Eu pretendia usar a falta de chuveiro para negociar o preço, mas a proprietária, uma bela mulher ousada, respondeu: “O quarto é espaçoso, dá para tomar banho aqui dentro. Não tem ninguém de fora, vocês podem tomar banho juntos, como dois amantes.” Fiquei sem reação, e Zhong Siyuan ficou vermelha; no fim, ela foi firme e decidiu que podíamos alugar. Talvez a frase sobre o banho juntos tenha a animado, e eu, cara de pau, confesso que achei tentador.
Depois de pagarmos, a proprietária nos entregou as chaves, e Zhong Siyuan me deu uma, dizendo: “Vou sair para comprar algumas coisas. Daqui a pouco volto para arrumar o quarto. Fique deitado, não mexa em nada.” Assenti, mas, após sua saída, comecei a limpar o apartamento. Era nosso ninho de amor, precisava estar impecável; os ferimentos que eu tinha não importavam. Limpei cama, chão, mesa, ar-condicionado, portas e janelas, tudo que podia.
Quando terminei, estava suando. Sentei no sofá, e Zhong Siyuan entrou carregando várias sacolas. Ao me ver, ficou surpresa, e ao notar o quarto limpo, resmungou: “Você é impossível! Pedi para não mexer, tem tantos machucados, agora está suando e vai doer mais.” Sorri: “Não é nada, são ferimentos leves.” Fui até a porta, ajudei a levar cobertores e mantas para o quarto.

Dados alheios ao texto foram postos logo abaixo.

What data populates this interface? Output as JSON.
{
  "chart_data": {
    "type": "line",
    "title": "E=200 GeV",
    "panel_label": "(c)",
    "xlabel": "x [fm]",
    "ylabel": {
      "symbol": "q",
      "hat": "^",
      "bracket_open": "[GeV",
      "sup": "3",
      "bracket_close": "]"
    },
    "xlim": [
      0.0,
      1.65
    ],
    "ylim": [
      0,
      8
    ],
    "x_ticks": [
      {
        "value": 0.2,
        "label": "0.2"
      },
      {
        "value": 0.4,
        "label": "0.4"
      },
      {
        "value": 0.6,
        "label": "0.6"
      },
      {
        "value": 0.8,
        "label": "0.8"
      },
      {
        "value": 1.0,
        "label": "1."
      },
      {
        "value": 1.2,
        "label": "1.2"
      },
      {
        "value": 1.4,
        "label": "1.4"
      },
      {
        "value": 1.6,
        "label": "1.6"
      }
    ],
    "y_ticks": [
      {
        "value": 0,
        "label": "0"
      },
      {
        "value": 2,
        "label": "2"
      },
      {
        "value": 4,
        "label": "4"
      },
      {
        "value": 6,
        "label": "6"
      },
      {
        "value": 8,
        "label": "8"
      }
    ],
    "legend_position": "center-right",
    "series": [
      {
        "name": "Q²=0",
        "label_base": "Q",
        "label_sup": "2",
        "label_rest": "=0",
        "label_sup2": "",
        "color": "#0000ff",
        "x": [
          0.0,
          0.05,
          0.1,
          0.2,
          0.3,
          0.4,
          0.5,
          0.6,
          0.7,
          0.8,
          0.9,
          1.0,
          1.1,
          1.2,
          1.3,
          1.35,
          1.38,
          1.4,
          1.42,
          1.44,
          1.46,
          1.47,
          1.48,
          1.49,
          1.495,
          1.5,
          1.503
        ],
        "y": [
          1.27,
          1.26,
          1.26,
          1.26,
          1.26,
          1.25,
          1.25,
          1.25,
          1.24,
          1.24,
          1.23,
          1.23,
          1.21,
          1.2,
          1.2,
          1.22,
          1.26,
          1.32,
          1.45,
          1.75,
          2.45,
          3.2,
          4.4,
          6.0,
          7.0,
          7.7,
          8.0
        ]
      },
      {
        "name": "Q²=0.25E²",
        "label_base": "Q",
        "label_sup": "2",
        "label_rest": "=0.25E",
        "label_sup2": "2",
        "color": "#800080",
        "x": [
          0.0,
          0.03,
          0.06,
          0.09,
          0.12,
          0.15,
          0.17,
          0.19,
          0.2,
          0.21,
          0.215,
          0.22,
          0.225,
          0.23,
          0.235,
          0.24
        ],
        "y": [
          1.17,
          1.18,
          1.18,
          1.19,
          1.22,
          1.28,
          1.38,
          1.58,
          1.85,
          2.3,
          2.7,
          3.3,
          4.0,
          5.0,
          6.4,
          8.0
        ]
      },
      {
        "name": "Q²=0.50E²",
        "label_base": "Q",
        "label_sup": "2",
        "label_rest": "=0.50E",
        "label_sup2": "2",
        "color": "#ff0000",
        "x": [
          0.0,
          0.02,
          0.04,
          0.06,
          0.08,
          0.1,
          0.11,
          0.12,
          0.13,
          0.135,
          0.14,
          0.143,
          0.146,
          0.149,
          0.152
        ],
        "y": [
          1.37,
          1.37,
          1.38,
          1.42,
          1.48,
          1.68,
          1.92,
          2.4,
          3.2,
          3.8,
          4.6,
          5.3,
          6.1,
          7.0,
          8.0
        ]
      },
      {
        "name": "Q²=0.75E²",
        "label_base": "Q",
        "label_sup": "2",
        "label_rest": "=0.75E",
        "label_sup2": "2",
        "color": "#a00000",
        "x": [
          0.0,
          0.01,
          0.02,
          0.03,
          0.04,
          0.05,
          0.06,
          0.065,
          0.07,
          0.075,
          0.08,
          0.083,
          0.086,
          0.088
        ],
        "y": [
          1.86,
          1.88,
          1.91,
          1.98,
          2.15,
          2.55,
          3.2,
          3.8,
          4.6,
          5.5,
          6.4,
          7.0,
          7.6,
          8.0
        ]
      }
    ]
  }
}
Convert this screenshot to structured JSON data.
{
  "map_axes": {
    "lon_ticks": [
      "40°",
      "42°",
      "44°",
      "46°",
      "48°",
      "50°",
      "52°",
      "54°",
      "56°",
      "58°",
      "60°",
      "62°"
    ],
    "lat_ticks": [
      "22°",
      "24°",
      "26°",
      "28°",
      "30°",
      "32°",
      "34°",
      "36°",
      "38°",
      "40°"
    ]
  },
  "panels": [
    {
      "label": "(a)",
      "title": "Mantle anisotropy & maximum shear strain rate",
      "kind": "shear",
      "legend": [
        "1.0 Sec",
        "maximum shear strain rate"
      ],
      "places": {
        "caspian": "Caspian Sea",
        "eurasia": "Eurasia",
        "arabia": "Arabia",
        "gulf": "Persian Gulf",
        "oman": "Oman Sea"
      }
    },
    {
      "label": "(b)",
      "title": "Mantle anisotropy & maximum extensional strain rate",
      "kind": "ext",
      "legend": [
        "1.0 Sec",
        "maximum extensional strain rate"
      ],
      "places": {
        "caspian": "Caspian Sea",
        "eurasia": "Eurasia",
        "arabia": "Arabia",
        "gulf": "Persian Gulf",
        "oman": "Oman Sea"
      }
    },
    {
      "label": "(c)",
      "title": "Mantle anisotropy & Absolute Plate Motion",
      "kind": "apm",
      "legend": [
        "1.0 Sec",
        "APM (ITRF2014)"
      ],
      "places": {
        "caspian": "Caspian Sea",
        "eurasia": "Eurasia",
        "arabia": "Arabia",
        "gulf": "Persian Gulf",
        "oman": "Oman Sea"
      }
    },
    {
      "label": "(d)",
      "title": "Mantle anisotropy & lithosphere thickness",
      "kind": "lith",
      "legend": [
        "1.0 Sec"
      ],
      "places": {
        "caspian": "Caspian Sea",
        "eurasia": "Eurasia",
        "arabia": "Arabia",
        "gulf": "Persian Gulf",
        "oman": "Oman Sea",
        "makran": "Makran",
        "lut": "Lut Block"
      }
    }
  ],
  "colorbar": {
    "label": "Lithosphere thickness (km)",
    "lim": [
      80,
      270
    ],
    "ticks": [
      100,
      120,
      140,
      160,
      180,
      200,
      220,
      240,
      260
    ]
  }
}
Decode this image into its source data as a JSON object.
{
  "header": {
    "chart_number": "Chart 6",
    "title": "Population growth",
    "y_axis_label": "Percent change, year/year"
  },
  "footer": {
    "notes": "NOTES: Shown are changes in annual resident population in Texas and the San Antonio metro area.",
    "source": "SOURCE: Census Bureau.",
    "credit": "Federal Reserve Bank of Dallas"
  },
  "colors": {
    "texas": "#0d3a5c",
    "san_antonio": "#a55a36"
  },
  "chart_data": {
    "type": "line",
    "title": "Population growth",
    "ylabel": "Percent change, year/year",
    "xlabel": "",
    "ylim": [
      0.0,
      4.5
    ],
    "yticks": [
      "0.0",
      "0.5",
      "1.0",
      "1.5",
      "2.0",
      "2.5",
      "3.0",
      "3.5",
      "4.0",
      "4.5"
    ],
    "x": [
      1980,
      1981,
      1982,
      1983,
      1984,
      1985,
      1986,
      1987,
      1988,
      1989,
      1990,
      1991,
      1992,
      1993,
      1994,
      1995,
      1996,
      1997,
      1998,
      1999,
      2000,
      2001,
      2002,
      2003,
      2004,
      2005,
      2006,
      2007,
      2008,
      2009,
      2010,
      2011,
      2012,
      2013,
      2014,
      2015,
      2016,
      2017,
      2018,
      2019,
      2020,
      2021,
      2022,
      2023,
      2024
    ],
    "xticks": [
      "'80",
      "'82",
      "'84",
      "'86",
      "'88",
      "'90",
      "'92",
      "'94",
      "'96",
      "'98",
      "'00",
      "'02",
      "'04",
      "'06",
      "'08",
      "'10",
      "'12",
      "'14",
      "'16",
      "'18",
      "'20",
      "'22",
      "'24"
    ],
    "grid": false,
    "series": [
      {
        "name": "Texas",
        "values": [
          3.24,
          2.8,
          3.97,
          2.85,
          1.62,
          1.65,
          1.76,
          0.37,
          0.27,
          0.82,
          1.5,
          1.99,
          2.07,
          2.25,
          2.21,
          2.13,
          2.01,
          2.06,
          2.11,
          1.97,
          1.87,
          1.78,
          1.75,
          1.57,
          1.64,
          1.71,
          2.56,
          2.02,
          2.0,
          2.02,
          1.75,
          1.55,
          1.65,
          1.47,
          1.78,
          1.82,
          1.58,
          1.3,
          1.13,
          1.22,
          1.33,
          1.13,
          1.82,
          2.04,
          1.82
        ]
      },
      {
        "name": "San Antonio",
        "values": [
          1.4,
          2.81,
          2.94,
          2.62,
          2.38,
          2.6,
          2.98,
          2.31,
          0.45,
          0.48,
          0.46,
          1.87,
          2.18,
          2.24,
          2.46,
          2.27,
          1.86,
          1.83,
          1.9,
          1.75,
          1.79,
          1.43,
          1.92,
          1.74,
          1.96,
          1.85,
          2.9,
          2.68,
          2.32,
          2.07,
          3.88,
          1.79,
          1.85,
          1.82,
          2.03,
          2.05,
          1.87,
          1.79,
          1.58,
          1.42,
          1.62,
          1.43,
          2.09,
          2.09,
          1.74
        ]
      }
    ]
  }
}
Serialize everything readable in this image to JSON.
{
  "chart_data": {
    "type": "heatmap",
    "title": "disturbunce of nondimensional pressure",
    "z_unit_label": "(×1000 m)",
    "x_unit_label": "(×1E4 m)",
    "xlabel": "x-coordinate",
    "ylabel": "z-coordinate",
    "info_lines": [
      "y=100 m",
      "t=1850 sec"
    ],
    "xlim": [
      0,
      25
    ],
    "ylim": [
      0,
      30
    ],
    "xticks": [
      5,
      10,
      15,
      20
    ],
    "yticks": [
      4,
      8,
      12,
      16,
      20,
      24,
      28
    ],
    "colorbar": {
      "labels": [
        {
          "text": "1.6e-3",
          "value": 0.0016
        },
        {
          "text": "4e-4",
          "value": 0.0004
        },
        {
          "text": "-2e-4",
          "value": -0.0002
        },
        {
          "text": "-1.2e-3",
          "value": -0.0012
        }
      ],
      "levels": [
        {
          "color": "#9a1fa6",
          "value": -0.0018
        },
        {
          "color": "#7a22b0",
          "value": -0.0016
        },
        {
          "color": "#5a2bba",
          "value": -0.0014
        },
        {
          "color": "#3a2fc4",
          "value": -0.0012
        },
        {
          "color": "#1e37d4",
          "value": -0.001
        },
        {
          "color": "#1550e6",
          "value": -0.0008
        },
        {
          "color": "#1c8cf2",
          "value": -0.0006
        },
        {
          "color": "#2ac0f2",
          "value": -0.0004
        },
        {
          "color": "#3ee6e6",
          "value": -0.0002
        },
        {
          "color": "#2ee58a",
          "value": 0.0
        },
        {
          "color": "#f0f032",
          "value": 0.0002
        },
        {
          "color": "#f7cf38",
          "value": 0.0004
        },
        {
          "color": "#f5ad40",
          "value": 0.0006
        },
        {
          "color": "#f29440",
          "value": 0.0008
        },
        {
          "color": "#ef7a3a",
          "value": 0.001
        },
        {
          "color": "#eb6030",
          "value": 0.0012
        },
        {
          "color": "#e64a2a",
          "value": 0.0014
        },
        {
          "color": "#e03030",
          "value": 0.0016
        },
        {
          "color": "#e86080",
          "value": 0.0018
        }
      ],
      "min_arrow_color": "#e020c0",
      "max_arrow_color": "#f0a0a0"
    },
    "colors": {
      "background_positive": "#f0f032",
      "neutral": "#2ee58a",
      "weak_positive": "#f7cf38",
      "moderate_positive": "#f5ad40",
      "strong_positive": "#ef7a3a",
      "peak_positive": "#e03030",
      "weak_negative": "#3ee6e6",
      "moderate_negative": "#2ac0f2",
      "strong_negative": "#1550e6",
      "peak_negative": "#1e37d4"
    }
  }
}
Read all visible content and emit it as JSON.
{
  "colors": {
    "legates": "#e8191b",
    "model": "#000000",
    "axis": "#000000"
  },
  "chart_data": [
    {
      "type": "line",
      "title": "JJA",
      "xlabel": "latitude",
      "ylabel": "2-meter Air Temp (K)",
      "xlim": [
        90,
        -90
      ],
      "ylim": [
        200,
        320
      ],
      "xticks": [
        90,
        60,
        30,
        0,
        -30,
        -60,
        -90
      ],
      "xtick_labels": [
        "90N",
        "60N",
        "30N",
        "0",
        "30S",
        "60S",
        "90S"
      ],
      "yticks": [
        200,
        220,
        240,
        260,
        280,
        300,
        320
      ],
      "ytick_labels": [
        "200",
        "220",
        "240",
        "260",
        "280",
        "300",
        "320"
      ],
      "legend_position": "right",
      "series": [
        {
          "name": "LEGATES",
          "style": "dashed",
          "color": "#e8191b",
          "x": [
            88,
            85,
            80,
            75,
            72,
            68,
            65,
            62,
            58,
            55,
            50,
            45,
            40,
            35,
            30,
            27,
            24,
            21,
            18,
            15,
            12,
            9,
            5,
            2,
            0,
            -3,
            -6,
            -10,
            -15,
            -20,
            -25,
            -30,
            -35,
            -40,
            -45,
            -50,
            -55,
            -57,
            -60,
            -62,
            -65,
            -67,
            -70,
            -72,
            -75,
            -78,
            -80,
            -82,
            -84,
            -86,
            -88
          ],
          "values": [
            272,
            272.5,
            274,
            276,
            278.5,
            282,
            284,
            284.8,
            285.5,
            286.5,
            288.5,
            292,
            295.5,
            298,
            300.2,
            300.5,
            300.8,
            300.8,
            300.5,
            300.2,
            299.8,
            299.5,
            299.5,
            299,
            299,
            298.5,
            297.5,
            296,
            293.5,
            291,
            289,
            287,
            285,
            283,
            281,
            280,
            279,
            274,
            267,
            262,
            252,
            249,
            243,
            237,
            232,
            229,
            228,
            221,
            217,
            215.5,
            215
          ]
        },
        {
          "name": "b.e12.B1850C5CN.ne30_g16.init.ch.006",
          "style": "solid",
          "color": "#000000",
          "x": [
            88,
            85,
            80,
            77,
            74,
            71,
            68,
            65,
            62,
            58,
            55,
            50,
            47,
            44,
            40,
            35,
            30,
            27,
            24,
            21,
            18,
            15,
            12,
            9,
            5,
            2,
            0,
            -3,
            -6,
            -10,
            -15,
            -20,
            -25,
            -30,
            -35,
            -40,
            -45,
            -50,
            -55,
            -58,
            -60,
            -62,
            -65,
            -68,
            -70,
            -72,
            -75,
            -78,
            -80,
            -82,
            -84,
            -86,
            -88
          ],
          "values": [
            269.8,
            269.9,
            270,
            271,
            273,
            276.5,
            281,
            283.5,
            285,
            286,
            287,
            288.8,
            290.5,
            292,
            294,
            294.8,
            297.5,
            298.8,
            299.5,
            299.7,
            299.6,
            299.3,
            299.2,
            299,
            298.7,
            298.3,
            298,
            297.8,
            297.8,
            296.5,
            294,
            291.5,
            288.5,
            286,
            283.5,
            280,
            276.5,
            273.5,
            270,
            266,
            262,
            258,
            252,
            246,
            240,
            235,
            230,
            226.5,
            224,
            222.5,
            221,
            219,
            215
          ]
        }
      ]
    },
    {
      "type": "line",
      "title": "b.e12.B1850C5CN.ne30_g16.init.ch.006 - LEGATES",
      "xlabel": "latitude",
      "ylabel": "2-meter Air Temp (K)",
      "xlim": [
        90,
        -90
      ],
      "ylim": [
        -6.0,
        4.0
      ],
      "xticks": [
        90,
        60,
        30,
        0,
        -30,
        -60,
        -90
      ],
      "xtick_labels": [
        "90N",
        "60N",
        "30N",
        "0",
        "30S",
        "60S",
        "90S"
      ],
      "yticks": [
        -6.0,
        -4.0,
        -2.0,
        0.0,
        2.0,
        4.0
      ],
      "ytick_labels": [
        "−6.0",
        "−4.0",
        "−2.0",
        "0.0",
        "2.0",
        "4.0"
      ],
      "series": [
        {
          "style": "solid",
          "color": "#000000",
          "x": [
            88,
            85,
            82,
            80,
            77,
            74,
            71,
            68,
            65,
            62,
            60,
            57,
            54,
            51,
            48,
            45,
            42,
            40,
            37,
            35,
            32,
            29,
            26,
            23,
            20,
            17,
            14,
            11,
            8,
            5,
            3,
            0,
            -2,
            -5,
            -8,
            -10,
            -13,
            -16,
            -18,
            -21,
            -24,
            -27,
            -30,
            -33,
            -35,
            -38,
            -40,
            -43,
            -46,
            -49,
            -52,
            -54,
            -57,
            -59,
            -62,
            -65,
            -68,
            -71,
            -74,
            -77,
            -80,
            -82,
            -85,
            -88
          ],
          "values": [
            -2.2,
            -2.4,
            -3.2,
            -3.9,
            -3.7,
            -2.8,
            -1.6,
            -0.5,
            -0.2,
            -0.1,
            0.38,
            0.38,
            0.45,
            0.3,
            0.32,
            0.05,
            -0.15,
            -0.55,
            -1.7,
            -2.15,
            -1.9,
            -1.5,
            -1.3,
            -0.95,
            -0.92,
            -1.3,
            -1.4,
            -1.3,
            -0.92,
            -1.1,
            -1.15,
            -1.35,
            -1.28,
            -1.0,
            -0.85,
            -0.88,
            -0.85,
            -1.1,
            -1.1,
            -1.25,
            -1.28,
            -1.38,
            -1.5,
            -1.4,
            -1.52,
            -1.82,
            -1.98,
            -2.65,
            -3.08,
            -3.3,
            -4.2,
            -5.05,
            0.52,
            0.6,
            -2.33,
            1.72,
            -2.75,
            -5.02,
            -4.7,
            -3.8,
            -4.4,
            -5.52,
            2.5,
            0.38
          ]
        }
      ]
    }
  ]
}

Zhong Siyuan segurou minha mão com carinho, olhando para mim preocupada. Senti um aperto no coração. Sorri: “Vou tomar banho, depois fico melhor. Vou até o apartamento da dona, você arruma as coisas e eu já volto.” Ela assentiu, obediente.
Com a cabeça fervendo de suor, fui até o apartamento da proprietária. Ela não estava, mas o banheiro estava aberto. Ao entrar, vi uma garotinha de uns doze ou treze anos colocando brincos diante do espelho. Parecia ter acabado de tomar banho, usava meias finas e um vestido curto de peça única. Apesar da idade, era graciosa. Tão concentrada no espelho, não percebeu minha entrada. Ela fez algumas poses, ensaiou movimentos fofos, recuou e levantou a saia, talvez para ir ao banheiro.
Falei: “Espere um pouco, mocinha. Deixe eu sair antes de você usar o banheiro.” Assustada, ela arregalou os olhos, com gotas de suor ou água no rosto, e perguntou: “Quem é você? O que está fazendo aqui?”
Apontei para o teto: “Sou o novo inquilino do andar de cima. Acabei de limpar o apartamento e estou todo suado, queria tomar banho aqui.” Ela me apontou e exclamou: “Ah... você é o ‘tarado’ de quem minha mãe falou, com uma namorada muito bonita, não é?”